225: Dictionaries

by John Cowan (spec) and Arvydas Silanskas (implementation)

Status

This SRFI is currently in final status. Here is an explanation of each status that a SRFI can hold. To provide input on this SRFI, please send email to srfi-225@nospamsrfi.schemers.org. To subscribe to the list, follow these instructions. You can access previous messages via the mailing list archive.

Abstract

The procedures of this SRFI allow callers to manipulate an object that maps keys to values without the caller needing to know exactly what the type of the object is. Such an object is called a dictionary or dict in this SRFI.

Rationale

Until recently, there was only one universally available mechanism for managing key-value pairs: alists. Most Schemes also support hash tables, but until R6RS there was no standard interface to them, and many implementations do not provide that interface.

In addition, alists can have multiple entries with the same key, which makes them atypical instances of persistent dictionaries.

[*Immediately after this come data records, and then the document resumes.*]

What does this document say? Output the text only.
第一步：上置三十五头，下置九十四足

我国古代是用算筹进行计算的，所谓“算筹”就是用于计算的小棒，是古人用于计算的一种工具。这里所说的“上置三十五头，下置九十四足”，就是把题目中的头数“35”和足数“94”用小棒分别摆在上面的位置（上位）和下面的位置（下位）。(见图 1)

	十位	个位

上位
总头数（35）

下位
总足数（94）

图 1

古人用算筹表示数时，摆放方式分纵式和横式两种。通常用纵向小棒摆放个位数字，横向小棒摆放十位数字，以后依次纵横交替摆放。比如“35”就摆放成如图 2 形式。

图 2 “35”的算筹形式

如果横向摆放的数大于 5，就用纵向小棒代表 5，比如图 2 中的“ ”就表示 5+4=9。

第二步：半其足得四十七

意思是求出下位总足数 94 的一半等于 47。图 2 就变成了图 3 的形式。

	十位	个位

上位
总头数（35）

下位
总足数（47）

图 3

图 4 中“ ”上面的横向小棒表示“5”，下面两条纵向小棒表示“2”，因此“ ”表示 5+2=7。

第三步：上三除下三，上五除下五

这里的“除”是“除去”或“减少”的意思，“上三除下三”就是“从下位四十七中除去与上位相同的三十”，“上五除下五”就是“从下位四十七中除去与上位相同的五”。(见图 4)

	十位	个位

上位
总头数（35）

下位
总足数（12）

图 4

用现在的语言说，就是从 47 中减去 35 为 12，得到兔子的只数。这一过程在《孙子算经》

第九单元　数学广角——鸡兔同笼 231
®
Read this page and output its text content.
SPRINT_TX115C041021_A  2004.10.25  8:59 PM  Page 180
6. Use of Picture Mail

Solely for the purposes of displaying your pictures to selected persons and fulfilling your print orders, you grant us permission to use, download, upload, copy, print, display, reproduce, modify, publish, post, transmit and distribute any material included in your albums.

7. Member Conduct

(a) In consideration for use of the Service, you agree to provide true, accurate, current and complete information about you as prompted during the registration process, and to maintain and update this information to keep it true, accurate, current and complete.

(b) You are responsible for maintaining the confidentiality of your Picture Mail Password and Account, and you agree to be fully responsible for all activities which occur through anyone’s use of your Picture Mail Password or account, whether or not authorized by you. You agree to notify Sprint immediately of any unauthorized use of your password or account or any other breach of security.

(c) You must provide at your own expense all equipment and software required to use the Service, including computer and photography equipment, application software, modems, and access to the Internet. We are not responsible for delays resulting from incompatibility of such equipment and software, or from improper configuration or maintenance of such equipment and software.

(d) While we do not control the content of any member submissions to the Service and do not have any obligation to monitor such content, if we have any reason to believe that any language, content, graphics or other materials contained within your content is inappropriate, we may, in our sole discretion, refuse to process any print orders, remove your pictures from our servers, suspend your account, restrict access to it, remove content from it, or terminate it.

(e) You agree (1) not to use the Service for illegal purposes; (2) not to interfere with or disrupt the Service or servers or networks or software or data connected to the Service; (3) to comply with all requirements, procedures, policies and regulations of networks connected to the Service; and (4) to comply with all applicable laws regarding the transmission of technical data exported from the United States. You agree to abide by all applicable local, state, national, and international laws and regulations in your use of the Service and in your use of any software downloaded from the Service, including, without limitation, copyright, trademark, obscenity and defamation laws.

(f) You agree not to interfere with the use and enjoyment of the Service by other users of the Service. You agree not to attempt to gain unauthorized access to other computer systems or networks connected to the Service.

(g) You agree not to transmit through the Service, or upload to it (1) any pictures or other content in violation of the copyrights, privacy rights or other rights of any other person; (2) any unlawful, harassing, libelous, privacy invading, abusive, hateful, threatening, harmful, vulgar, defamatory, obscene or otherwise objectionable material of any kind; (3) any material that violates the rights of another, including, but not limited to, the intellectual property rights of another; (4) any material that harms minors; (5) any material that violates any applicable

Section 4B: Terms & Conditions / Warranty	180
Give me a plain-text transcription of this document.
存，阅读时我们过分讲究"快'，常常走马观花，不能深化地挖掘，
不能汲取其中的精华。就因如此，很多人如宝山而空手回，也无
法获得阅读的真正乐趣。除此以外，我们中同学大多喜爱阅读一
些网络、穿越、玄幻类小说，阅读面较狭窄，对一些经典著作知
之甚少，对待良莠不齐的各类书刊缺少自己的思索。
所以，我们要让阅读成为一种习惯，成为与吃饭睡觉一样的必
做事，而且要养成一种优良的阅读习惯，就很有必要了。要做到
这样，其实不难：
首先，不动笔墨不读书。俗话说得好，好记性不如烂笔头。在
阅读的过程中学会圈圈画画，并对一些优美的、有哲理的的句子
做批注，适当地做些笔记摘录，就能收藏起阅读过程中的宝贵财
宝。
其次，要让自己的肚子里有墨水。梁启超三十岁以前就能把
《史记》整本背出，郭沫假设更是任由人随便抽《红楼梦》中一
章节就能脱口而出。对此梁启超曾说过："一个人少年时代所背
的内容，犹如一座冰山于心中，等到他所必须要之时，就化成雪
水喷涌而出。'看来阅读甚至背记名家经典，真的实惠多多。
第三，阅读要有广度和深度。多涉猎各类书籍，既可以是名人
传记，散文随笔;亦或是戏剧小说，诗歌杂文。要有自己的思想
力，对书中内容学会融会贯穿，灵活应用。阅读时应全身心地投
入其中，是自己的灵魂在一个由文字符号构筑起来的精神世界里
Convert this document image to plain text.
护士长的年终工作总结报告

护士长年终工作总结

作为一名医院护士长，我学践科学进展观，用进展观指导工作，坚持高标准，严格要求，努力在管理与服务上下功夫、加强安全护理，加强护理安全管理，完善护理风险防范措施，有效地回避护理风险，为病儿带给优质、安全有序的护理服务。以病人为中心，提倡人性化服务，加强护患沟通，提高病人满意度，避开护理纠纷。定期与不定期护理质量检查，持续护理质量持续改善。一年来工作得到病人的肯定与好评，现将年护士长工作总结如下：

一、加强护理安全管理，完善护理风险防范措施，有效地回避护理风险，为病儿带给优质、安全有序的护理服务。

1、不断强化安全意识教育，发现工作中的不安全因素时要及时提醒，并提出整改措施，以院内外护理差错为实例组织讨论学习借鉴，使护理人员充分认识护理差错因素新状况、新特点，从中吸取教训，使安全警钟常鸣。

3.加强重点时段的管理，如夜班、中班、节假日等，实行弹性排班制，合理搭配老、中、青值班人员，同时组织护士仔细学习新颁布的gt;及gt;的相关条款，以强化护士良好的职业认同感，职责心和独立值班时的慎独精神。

Now, however, the number of such mechanisms is growing. In addition to both R6RS and R7RS hash tables, there are R7RS persistent inherently ordered and hashed mappings from SRFI 146, inherently ordered mappings with fixnum keys from SRFI 224, and inherently ordered bytevector key-value stores (often on a disk or a remote machine) from SRFI 167.

It’s inconvenient for users if SRFIs or other libraries accept only a specific type of dictionary. This SRFI exposes a number of accessors, updaters, and other procedures that can be called on any dictionary, provided that a dictionary type object (DTO) is available for it: either exported from this SRFI, or from other SRFIs or libraries, or created by the user. DTOs are of an unspecified type.

Specification

By using the procedures of this SRFI, a procedure can take a DTO and a dictionary as arguments and make flexible use of the dictionary without knowing its exact type. For the purposes of this SRFI, such a procedure is called a generic procedure.

However, it is still necessary to distinguish between pure and impure dictionary types. A pure dictionary either does not support updates at all, or else updates are persistent so that a new dictionary is returned by an update that can share storage with the original dictionary but is distinct from it. Impure dictionaries, on the other hand, perform updates by mutation. SRFI 146 mappings are pure dictionaries; SRFI 125 hash tables are impure. Note that if an instance of an impure dictionary type like SRFI 126 is in fact immutable, it still counts as impure. The generic predicate dict-pure? can be used to distinguish the two types.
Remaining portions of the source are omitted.